COVID-19: ensuring our medical equipment can meet the challenge
Published in Expert Review of Medical Devices, 2020
Francesco Garzotto, Erica Ceresola, Sofia Panagiotakopoulou, Giovanni Spina, Francesca Menotto, Marco Benozzi, Maurizio Casarotto, Corrado Lanera, Maria Giuseppina Bonavina, Dario Gregori, Gaudenzio Meneghesso, Giuseppe Opocher
The Clinical management of severe acute respiratory infection for coronavirus patients published by the World Health Organization (WHO) [7] give some technical address alongside clinical ones: for patients admitted to hospital with severe acute respiratory infection (SARI) and respiratory distress, hypoxemia or shock and target SpO2 > 94%, it is recommended to provide supplemental oxygen therapy immediately; ‘all areas where patients with SARI are cared for should be equipped with pulse oximeters, functioning oxygen systems and disposable, single-use, oxygen-delivering interfaces (nasal cannula, nasal prongs, simple face mask, and mask with reservoir bag).’ In the most severe cases, COVID-19 can be complicated by acute respiratory disease syndrome (ARDS), sepsis, and septic shock, multiorgan failure, including acute kidney injury (AKI), and cardiac injury [7]. These patients require a fully equipped ICU facilities with mechanical ventilation devices and accessories, monitoring systems, infusion pumps for nutrition and drugs/fluids delivery.
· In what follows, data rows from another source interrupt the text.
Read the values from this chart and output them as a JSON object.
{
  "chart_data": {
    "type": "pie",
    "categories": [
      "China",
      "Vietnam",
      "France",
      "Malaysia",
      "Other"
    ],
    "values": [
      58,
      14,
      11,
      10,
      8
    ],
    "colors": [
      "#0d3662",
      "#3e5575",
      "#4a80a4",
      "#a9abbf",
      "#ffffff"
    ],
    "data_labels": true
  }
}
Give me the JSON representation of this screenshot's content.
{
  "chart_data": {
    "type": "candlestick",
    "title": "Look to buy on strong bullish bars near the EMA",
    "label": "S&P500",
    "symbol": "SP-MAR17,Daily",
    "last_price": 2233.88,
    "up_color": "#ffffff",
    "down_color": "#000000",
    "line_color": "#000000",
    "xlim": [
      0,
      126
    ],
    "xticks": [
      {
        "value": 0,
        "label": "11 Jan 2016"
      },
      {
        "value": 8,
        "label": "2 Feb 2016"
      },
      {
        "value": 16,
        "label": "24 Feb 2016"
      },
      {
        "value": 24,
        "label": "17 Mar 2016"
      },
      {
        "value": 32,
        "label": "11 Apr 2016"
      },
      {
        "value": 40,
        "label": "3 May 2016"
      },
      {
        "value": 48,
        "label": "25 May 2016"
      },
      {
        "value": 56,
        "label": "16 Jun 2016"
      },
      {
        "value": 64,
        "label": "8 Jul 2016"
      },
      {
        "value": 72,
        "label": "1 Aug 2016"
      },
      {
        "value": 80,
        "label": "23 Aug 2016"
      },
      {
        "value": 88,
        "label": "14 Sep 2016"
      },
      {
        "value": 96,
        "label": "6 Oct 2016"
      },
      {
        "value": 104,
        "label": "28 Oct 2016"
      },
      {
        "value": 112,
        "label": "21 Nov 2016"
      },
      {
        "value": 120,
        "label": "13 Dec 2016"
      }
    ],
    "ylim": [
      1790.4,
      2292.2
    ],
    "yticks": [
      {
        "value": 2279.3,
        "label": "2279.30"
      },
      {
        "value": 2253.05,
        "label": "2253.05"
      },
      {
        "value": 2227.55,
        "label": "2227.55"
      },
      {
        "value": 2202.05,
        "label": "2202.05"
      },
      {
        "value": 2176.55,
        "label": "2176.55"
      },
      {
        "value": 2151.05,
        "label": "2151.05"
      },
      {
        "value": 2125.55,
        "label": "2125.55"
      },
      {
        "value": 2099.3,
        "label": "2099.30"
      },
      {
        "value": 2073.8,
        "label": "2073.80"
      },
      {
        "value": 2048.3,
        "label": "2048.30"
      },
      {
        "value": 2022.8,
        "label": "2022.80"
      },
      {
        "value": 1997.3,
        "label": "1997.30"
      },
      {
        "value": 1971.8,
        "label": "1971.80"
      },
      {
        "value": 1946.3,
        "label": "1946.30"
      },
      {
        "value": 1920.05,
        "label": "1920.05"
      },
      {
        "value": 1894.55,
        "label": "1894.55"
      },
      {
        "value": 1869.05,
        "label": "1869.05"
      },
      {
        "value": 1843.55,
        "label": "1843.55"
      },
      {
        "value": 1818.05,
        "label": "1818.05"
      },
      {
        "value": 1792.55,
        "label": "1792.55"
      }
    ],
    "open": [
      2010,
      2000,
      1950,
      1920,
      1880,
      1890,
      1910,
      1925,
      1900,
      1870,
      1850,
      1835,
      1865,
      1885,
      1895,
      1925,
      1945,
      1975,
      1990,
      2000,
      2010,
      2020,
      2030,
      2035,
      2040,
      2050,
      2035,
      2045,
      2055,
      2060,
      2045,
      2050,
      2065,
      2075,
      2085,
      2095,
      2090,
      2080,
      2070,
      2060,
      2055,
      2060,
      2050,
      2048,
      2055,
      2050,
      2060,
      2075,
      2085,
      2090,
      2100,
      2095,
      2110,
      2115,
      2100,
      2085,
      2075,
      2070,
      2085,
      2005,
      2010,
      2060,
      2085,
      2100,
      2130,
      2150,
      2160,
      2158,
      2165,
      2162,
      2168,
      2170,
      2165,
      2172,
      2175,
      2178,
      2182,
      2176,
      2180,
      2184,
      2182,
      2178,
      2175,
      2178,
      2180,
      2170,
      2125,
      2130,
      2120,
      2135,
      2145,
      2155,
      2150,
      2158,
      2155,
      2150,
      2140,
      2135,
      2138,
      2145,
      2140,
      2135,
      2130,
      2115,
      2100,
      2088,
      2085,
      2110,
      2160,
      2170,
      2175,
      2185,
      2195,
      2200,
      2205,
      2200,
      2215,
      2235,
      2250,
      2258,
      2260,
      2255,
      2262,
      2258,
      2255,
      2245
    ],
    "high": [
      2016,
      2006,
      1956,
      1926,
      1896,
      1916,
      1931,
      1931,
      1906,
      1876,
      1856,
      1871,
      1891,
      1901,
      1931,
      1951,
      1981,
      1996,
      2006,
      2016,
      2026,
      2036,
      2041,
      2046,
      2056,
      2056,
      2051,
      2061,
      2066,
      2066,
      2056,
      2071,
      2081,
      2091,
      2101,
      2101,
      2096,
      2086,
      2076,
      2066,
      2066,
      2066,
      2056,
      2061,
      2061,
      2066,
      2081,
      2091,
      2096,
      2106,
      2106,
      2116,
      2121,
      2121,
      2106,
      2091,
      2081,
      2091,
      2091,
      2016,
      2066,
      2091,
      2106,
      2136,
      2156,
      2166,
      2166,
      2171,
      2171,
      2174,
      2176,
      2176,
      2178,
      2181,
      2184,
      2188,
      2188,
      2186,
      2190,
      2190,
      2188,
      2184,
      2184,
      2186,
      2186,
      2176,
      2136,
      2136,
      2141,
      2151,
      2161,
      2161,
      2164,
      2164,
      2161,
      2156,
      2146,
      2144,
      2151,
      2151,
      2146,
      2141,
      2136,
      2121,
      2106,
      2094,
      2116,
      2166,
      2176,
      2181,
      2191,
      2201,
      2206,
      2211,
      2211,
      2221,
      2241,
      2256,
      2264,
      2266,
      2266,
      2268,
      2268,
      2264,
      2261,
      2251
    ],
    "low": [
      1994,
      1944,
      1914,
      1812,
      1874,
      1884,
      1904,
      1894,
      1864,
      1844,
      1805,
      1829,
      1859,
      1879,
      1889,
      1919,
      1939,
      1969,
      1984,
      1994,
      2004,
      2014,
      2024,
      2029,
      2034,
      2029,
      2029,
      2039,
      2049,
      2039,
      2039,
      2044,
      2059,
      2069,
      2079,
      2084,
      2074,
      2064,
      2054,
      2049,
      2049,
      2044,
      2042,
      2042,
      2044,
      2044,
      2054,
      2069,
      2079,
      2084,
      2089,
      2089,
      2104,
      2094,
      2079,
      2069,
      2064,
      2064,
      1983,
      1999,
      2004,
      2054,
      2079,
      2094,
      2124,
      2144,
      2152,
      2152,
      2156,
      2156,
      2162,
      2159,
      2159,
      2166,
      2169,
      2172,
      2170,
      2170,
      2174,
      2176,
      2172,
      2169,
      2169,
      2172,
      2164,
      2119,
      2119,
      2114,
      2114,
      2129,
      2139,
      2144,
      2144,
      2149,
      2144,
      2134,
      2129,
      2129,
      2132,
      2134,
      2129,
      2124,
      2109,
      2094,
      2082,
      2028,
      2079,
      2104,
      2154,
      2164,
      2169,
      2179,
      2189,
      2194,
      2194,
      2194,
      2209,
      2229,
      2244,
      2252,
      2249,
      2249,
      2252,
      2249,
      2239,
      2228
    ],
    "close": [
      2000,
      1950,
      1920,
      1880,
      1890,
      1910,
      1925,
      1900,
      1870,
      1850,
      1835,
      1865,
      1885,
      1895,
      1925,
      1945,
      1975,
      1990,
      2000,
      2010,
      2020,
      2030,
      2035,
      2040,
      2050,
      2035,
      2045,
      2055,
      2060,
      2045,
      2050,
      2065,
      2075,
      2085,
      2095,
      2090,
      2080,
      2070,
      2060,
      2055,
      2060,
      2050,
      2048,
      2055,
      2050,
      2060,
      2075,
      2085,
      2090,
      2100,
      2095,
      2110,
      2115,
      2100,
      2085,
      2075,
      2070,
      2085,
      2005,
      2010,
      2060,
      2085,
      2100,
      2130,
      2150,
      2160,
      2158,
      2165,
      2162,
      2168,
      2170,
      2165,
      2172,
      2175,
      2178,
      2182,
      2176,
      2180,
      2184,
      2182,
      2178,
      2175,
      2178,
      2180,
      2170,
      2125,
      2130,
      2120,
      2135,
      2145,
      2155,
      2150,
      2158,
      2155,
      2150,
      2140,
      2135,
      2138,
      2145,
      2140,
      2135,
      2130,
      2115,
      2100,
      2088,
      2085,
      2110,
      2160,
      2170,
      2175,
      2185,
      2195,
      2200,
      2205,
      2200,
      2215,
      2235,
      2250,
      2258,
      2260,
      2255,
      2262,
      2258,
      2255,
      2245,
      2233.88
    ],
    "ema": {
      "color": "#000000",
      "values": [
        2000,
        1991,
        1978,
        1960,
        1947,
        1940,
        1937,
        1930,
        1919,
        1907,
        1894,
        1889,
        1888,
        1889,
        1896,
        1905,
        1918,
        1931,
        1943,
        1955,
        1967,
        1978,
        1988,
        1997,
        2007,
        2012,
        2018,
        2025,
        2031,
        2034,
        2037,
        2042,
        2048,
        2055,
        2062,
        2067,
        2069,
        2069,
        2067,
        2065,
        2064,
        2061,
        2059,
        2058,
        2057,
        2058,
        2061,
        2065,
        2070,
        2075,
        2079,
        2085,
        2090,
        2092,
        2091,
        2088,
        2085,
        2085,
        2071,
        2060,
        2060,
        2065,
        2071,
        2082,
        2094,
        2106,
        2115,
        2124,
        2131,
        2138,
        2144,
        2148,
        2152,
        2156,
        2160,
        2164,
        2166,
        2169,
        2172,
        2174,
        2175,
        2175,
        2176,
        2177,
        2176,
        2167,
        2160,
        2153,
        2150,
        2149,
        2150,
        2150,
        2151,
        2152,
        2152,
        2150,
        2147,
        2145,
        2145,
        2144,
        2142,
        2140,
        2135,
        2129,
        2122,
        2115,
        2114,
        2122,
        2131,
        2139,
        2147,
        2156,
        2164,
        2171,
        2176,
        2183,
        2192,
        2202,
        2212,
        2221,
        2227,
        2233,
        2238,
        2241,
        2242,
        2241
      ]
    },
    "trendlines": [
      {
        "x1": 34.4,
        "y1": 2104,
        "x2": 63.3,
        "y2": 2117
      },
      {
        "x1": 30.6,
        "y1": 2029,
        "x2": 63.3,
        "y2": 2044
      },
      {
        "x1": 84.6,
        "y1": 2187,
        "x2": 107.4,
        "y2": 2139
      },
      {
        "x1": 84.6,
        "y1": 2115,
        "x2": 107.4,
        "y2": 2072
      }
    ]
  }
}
A comprehensive list of medical devices for Covid-19 and related standards is available on the WHO disease commodity package [8]. Furthermore, Renal Replacement Therapy (RRT) system to treat AKI and Fluid Overload (FO) [9] and Extracorporeal membrane oxygenation (ECMO) are also devices to consider [10]. In a retrospective study [11] 59% of the cases developed SEPSI, 15% AKI, and 5% were treated with RRT. Studies specifically focused on CRRT as supportive therapies for the Covid-19- septic patients are currently lack but treatments and devices aimed to reduce the cytokine storm associated with the Covid-19 [12] have been extensively reported [13]. For less severe patients high flow nasal cannula, Continuous Positive Airway Pressure/noninvasive ventilation (CPAP/NIV), monitors and dedicate equipment are also necessary and should be provided to the respiratory, infectious disease or COVID-19 dedicated units.